EUROPE NEWS: Let’s go, Invesco

Invesco Real Estate, the Dallas-based investment firm, may have had separate accounts investing in value-added and opportunistic real estate in Europe over the years. To date, though, it has not organized a European value-added fund. However, that is about the change for Invesco as it launches its maiden fund targeting €300 million to €400 million of commitments from both existing and new investors.

Primarily known for core investing, Simon Redman, managing director of Invesco’s client portfolio management in Europe, said, “the timing was now right” for the firm to do more in the value-added funds space.

Invesco in Europe is led by Andy Rofe, as well as a team of five including Redman. The firm has $61.5 billion of real estate assets as of June 2014, of which just under $8 billion are in Europe. It has set up funds for the hotel sector, central Europe, southern Europe, the UK and pan-Europe in the past.

“The funds business is not new to us, but what we haven’t done is specifically looked at pan-European value-added real estate in a fund,” explained Redman. The broad strategy is to take real estate and “create core assets for the capital looking to buy real estate in Europe,” he added.

With eight offices in Europe, the firm boosted its capability in value-added real estate last year when it took on a real estate team from London private equity shop Doughty Hanson, which decided in 2013 not to raise a follow-up to its European Real Estate Fund II.

Kevin Grundy is now leading the Invesco team in making value-added investments and the firm has a good pipeline, said Redman. “If you take the elements that make up a good vintage opportunity, you have a natural exit in buyers with lots of capital looking for core real estate and relatively few local value-type investors, and us with a local platform and an international source of capital,” he explained.

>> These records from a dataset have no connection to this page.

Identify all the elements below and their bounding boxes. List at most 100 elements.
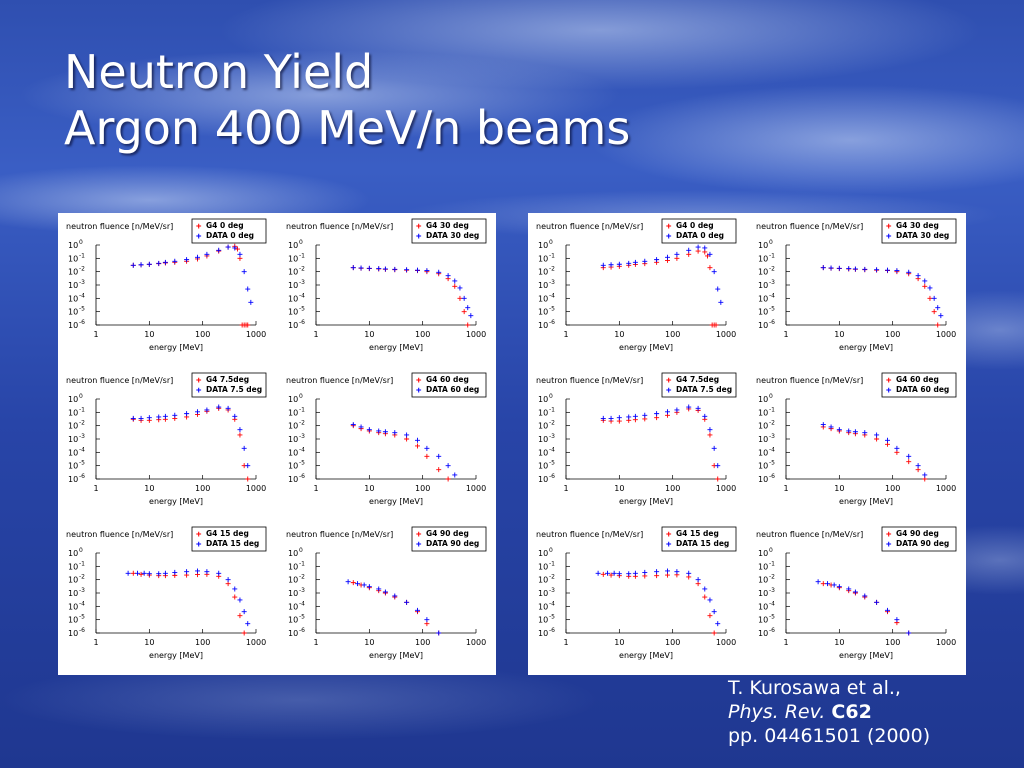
- subplot-5: neutron fluence [n/MeV/sr]10-610-510-410…: [536, 526, 737, 660]
- legend: + G4 0 deg + DATA 0 deg: [191, 218, 267, 244]
- subplot-6: neutron fluence [n/MeV/sr]10-610-510-410…: [756, 526, 957, 660]
- data-point: [894, 617, 900, 623]
- data-point: [626, 571, 632, 577]
- x-tick-label: 10: [614, 638, 624, 647]
- data-point: [138, 571, 144, 577]
- x-tick-label: 1: [313, 330, 318, 339]
- x-tick-label: 100: [885, 638, 900, 647]
- x-axis-label: energy [MeV]: [839, 343, 893, 352]
- y-tick-label: 10: [68, 629, 78, 638]
- y-tick-exponent: -4: [769, 446, 775, 453]
- data-point: [245, 322, 251, 328]
- y-tick-label: 10: [538, 422, 548, 431]
- series-data: [350, 422, 458, 478]
- x-tick-label: 1: [563, 638, 568, 647]
- y-axis-label: neutron fluence [n/MeV/sr]: [66, 222, 173, 231]
- data-point: [232, 586, 238, 592]
- data-point: [130, 570, 136, 576]
- data-point: [392, 430, 398, 436]
- subplot-5: neutron fluence [n/MeV/sr]10-610-510-410…: [66, 526, 267, 660]
- x-tick-label: 100: [665, 638, 680, 647]
- legend-entry: G4 0 deg: [676, 221, 714, 230]
- x-tick-label: 10: [364, 484, 374, 493]
- data-point: [884, 437, 890, 443]
- y-axis-label: neutron fluence [n/MeV/sr]: [286, 530, 393, 539]
- data-point: [616, 261, 622, 267]
- y-tick-label: 10: [288, 435, 298, 444]
- y-tick-exponent: -2: [549, 266, 555, 273]
- x-axis-label: energy [MeV]: [619, 497, 673, 506]
- data-point: [906, 453, 912, 459]
- legend-marker: +: [886, 386, 892, 396]
- data-point: [358, 265, 364, 271]
- data-point: [162, 570, 168, 576]
- data-point: [836, 427, 842, 433]
- data-point: [836, 584, 842, 590]
- legend-entry: G4 90 deg: [896, 529, 939, 538]
- data-point: [194, 568, 200, 574]
- data-point: [707, 251, 713, 257]
- y-tick-label: 10: [288, 629, 298, 638]
- y-tick-exponent: -6: [299, 627, 305, 634]
- legend-entry: DATA 7.5 deg: [206, 385, 262, 394]
- x-axis-label: energy [MeV]: [369, 497, 423, 506]
- legend-marker: +: [416, 376, 422, 386]
- data-point: [457, 285, 463, 291]
- y-tick-label: 10: [288, 241, 298, 250]
- y-tick-exponent: -6: [549, 627, 555, 634]
- data-point: [146, 415, 152, 421]
- y-tick-label: 10: [538, 254, 548, 263]
- data-point: [820, 265, 826, 271]
- y-tick-exponent: -4: [549, 292, 555, 299]
- x-tick-label: 10: [364, 330, 374, 339]
- data-point: [616, 571, 622, 577]
- subplot-3: neutron fluence [n/MeV/sr]10-610-510-410…: [66, 372, 267, 506]
- y-tick-exponent: -6: [769, 473, 775, 480]
- y-tick-label: 10: [68, 241, 78, 250]
- data-point: [138, 262, 144, 268]
- data-point: [695, 244, 701, 250]
- citation-journal: Phys. Rev.: [728, 701, 826, 723]
- y-tick-exponent: -2: [769, 574, 775, 581]
- y-tick-exponent: -4: [549, 600, 555, 607]
- y-tick-label: 10: [68, 616, 78, 625]
- y-tick-label: 10: [758, 589, 768, 598]
- data-point: [414, 267, 420, 273]
- legend-marker: +: [196, 386, 202, 396]
- data-point: [626, 414, 632, 420]
- data-point: [674, 407, 680, 413]
- legend-marker: +: [666, 232, 672, 242]
- data-point: [194, 254, 200, 260]
- x-axis-label: energy [MeV]: [369, 343, 423, 352]
- data-point: [632, 259, 638, 265]
- title-line-1: Neutron Yield: [64, 45, 374, 99]
- data-point: [366, 265, 372, 271]
- series-g4: [350, 423, 451, 482]
- citation-pages: pp. 04461501 (2000): [728, 725, 931, 747]
- series-g4: [130, 243, 251, 328]
- x-tick-label: 1000: [716, 484, 736, 493]
- legend-marker: +: [666, 530, 672, 540]
- data-point: [707, 613, 713, 619]
- y-tick-label: 10: [288, 395, 298, 404]
- y-tick-exponent: 0: [769, 547, 773, 554]
- y-tick-label: 10: [758, 281, 768, 290]
- legend-entry: G4 15 deg: [676, 529, 719, 538]
- series-data: [820, 422, 928, 478]
- data-point: [935, 305, 941, 311]
- data-point: [846, 266, 852, 272]
- data-point: [404, 599, 410, 605]
- series-g4: [820, 581, 912, 636]
- data-point: [862, 430, 868, 436]
- legend-marker: +: [886, 222, 892, 232]
- legend-marker: +: [416, 232, 422, 242]
- legend-marker: +: [886, 376, 892, 386]
- data-point: [172, 412, 178, 418]
- y-tick-exponent: -1: [549, 252, 555, 259]
- y-axis-label: neutron fluence [n/MeV/sr]: [756, 530, 863, 539]
- y-tick-label: 10: [758, 321, 768, 330]
- y-tick-exponent: 0: [549, 547, 553, 554]
- y-tick-label: 10: [288, 321, 298, 330]
- y-tick-label: 10: [538, 448, 548, 457]
- y-tick-label: 10: [288, 616, 298, 625]
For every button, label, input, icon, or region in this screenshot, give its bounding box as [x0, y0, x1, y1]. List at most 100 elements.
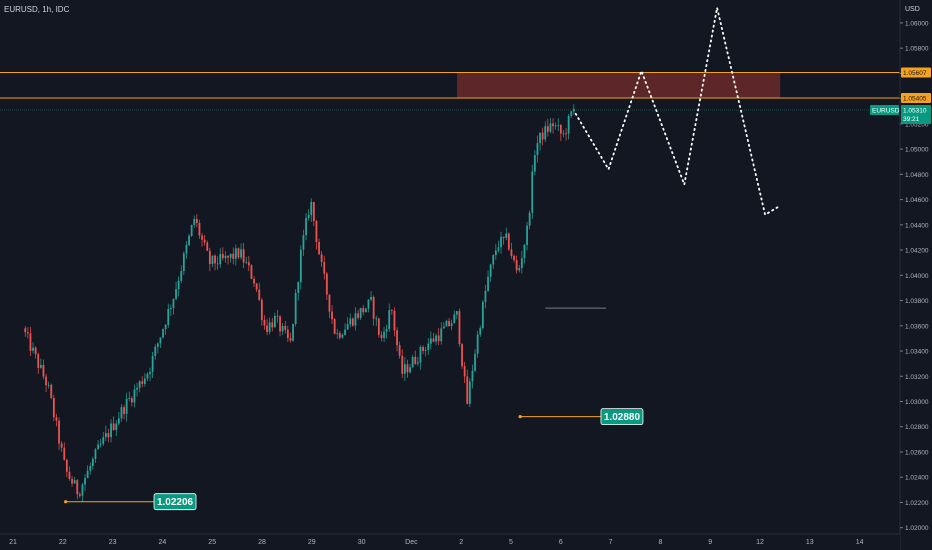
level-tag-label-2: 1.05405	[903, 96, 927, 103]
candle-body-121	[338, 333, 341, 338]
x-tick-label-12: 7	[609, 539, 613, 546]
candle-body-0	[24, 328, 27, 333]
candle-body-16	[65, 459, 68, 472]
candle-body-142	[393, 310, 396, 331]
candle-body-122	[341, 334, 344, 338]
candle-body-103	[292, 323, 294, 341]
candle-body-114	[320, 254, 323, 262]
candle-body-92	[263, 319, 266, 326]
y-tick-label-7: 1.03400	[905, 349, 929, 356]
candle-body-136	[377, 318, 380, 335]
candle-body-210	[570, 111, 573, 116]
candle-body-141	[390, 310, 393, 312]
candle-body-192	[523, 244, 526, 259]
candle-body-127	[354, 313, 357, 326]
candle-body-156	[429, 338, 432, 344]
candle-body-79	[229, 253, 232, 258]
candle-body-80	[232, 253, 235, 259]
candle-body-83	[240, 249, 242, 258]
candle-body-57	[172, 298, 175, 309]
horizontal-levels-layer	[0, 72, 900, 309]
price-axis[interactable]: 1.02000 1.02200 1.02400 1.02600 1.02800 1.030…	[870, 0, 932, 550]
time-axis[interactable]: 21 22 23 24 25 28 29 30 Dec 2 5 6 7 8 9 12 13 14	[0, 533, 900, 550]
candle-body-105	[297, 282, 300, 294]
candle-body-66	[195, 218, 198, 224]
candle-body-182	[497, 247, 500, 251]
candle-body-148	[409, 367, 411, 373]
candle-body-69	[203, 239, 206, 243]
candle-body-53	[162, 329, 164, 338]
candle-body-178	[487, 276, 489, 291]
time-axis-background	[0, 534, 900, 550]
candle-body-48	[149, 371, 151, 374]
countdown-label: 39:21	[903, 116, 920, 123]
candle-body-4	[34, 347, 37, 355]
candle-body-193	[526, 225, 528, 245]
candle-body-152	[419, 346, 422, 363]
candle-body-27	[94, 449, 97, 459]
y-tick-label-4: 1.02800	[905, 424, 929, 431]
x-tick-label-14: 9	[708, 539, 712, 546]
y-tick-label-0: 1.02000	[905, 525, 929, 532]
candle-body-81	[234, 248, 237, 259]
candle-body-200	[544, 126, 547, 140]
candle-body-108	[305, 217, 307, 236]
candle-body-72	[211, 255, 214, 264]
candle-body-207	[562, 133, 565, 135]
candle-body-88	[253, 278, 255, 284]
candle-body-67	[198, 223, 201, 236]
x-tick-label-6: 29	[308, 539, 316, 546]
swing-low-label-1: 1.02206	[157, 497, 194, 508]
candle-body-54	[164, 324, 167, 330]
candle-body-160	[440, 328, 443, 342]
symbol-tag-label: EURUSD	[872, 108, 900, 115]
candle-body-102	[289, 338, 292, 341]
candle-body-76	[221, 254, 224, 259]
y-tick-label-11: 1.04200	[905, 248, 929, 255]
y-tick-label-19: 1.05800	[905, 46, 929, 53]
candle-body-186	[507, 233, 510, 250]
swing-lows-layer: 1.02206 1.02880	[64, 408, 644, 511]
candle-body-144	[398, 345, 401, 356]
price-axis-background	[900, 0, 932, 550]
x-tick-label-13: 8	[658, 539, 662, 546]
candle-body-84	[242, 249, 245, 263]
candle-body-25	[89, 466, 92, 471]
candle-body-95	[271, 322, 274, 328]
candle-body-164	[450, 323, 453, 326]
candle-body-166	[455, 311, 458, 315]
candle-body-36	[117, 418, 120, 424]
x-tick-label-10: 5	[509, 539, 513, 546]
swing-low-tag-1	[153, 493, 197, 511]
candle-body-185	[505, 233, 508, 239]
candle-body-123	[344, 329, 346, 335]
candle-body-145	[401, 355, 404, 374]
candle-body-24	[86, 470, 89, 479]
candle-body-44	[138, 381, 141, 388]
current-price-label: 1.05310	[903, 108, 927, 115]
candle-body-183	[500, 236, 502, 248]
x-tick-label-8: Dec	[405, 539, 418, 546]
candle-body-64	[190, 224, 193, 236]
candle-body-133	[370, 297, 372, 300]
candle-body-198	[539, 132, 541, 144]
candle-body-77	[224, 255, 227, 259]
y-tick-label-15: 1.05000	[905, 147, 929, 154]
candle-body-147	[406, 364, 409, 373]
candle-body-194	[528, 212, 531, 226]
candle-body-100	[284, 326, 287, 330]
x-tick-label-17: 14	[856, 539, 864, 546]
candle-body-91	[260, 299, 263, 320]
candle-body-190	[518, 268, 521, 271]
symbol-tag	[870, 105, 899, 115]
projection-path	[574, 7, 779, 217]
candle-body-134	[372, 297, 375, 319]
candle-body-31	[104, 433, 107, 438]
candle-body-29	[99, 443, 102, 445]
candle-body-126	[351, 318, 354, 326]
y-tick-label-16: 1.05200	[905, 121, 929, 128]
candle-body-115	[323, 261, 326, 274]
candles-layer	[24, 104, 575, 502]
x-tick-label-2: 23	[109, 539, 117, 546]
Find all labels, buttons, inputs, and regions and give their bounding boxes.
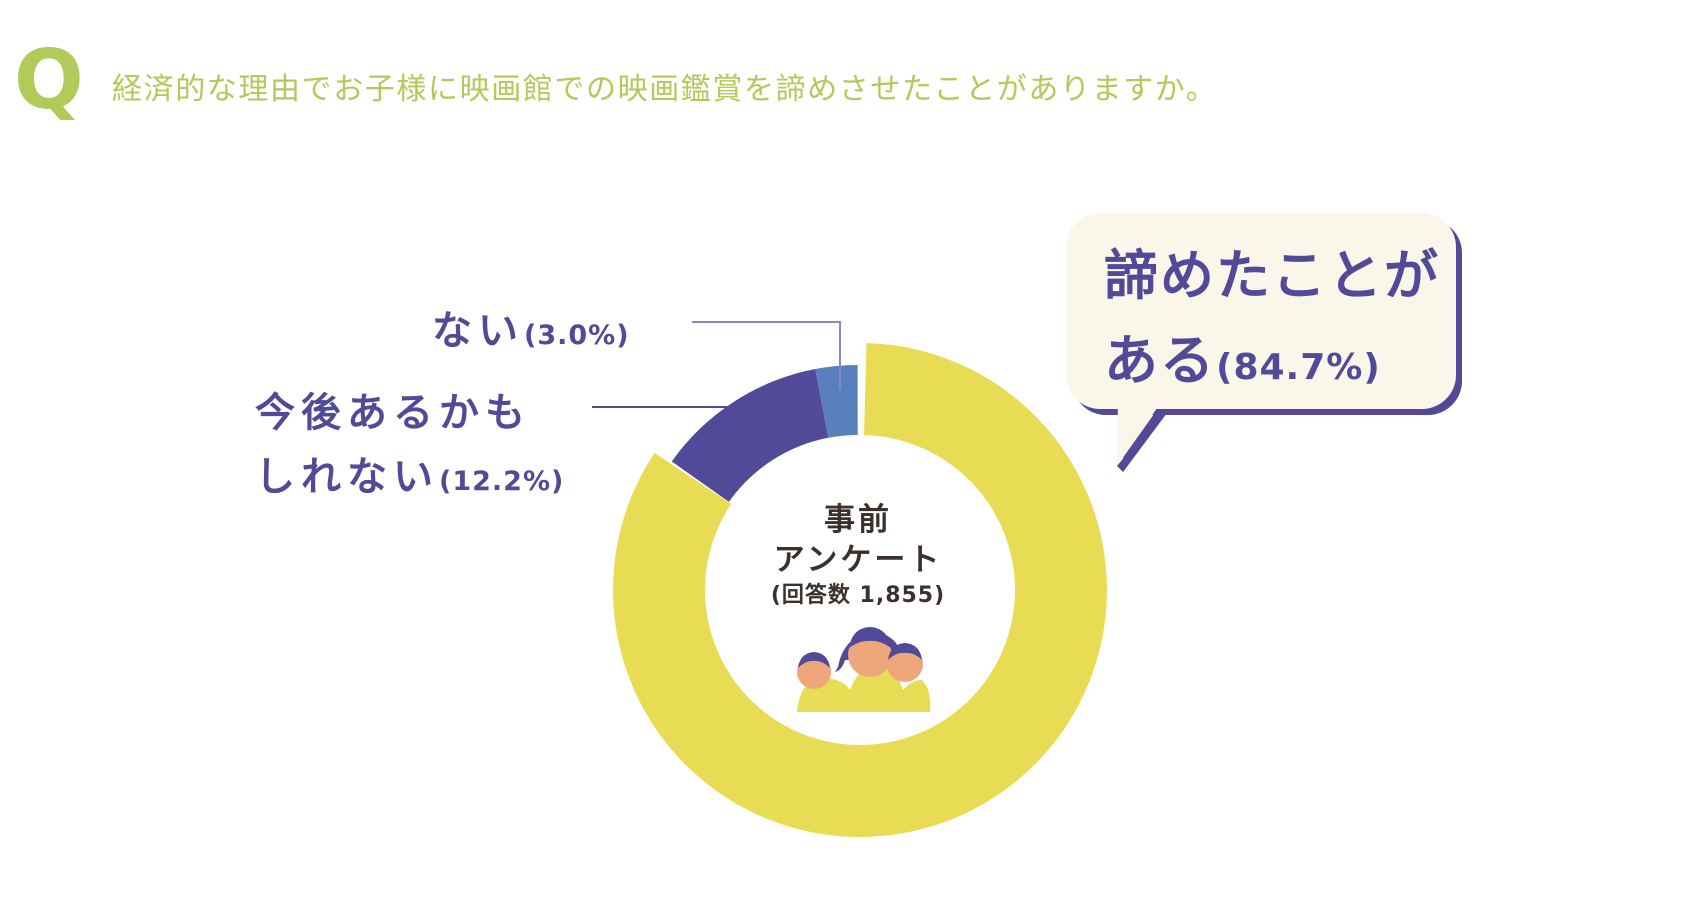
segment-no bbox=[815, 365, 858, 438]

In a twist, however, it emerged that Invesco was not the only firm contemplating raising a value-added European fund for the first time off the back of Doughty Hanson & Co Real Estate’s demise. As PERE reports on page 20, Julian Gabriel, head of real estate at Doughty Hanson, is joining Cornerstone Real Estate Advisors as head of investment in Europe. It is understood his appointment is part of a plan to raise a European value-added fund, effectively putting Cornerstone with Gabriel in direct competition with Invesco and Gabriel’s former team members.

Still, Redman is not focused on that. “We took on eight people of the core Doughty team, which is pretty much all of it,” he said.